Ritual displays instead of bloodshed

Territorial battles between African weaver ants. Both the enemies and the fellow ants that have been killed in battle are carried back to the nest and used as food.
Territorial battles between African
weaver ants. Both the enemies and
the fellow ants that have been
killed in battle are carried back to
the nest and used as food.

Photo: Bert Hölldobler

Even today, in Arizona, Hölldobler’s work is far from over – he is extending his research into the evolution of social insects, working with colleagues from a wide range of disciplines.
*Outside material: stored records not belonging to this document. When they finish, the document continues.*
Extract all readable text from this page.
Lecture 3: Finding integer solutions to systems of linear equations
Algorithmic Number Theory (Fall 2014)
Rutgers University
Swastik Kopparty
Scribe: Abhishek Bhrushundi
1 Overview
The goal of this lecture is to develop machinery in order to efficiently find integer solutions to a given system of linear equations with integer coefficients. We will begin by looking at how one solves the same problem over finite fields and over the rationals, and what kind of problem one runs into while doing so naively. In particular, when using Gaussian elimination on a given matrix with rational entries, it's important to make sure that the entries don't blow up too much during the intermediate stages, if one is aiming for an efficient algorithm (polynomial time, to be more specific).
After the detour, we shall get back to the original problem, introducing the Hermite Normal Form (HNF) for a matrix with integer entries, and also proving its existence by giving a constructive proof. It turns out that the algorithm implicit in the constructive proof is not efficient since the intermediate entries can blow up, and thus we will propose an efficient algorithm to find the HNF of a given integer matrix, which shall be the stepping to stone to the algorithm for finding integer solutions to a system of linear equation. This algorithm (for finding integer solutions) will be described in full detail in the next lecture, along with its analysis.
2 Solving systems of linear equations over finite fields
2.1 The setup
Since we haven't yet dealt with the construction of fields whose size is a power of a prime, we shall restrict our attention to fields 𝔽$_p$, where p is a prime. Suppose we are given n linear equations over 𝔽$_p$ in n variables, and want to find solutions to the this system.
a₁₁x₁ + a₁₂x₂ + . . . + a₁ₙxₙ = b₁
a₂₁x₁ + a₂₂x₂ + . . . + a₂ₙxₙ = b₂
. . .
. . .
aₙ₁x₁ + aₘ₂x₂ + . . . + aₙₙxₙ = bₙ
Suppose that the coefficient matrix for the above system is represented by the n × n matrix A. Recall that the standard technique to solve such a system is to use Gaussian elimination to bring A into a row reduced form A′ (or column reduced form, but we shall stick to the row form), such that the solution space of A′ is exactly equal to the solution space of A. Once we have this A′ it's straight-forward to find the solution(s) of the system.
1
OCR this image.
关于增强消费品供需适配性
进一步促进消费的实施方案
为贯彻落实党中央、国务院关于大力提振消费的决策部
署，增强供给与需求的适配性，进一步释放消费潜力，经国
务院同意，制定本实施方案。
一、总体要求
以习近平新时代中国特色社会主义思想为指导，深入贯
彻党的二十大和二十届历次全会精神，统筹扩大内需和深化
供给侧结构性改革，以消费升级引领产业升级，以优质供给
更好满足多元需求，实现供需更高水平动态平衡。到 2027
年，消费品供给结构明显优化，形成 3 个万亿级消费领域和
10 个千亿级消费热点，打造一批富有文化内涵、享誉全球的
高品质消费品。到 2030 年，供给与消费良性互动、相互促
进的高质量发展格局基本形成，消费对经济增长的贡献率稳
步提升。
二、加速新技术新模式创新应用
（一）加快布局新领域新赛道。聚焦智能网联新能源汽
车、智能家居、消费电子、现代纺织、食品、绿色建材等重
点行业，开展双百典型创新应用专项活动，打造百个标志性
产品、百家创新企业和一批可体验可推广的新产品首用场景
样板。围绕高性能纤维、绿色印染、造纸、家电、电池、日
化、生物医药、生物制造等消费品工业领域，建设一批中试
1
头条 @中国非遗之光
Among other things, the myrmecologist is examining the aggressive behaviour of ants like the honeypot ant. Workers from neighbouring colonies confront each other in ritual displays in which they posture with raised heads and rears. Similar behaviour can be observed in other species. Groups of woodhoopoes, an African bird species, for example, conduct calling contests with other flocks – the winner is whoever calls the longest and loudest. And native people in New Guinea are also known for such ritual combat during which not a single drop of blood is shed; its purpose is to demonstrate a tribe’s battle strength to its opponents.

So his work continues, but Hölldobler is also satisfied when he looks back. He is considered one of the world’s pre-eminent researchers in his field. Many of his former collaborators have themselves made important contributions to science and are now professors with international reputations. And, last but not least, he has managed over the years to achieve one of his prime objectives and communicate his research to a wide audience, as evidenced by another of his books, “Journey to the Ants”, which has just appeared in Germany entitled “Auf den Spuren der Ameisen”.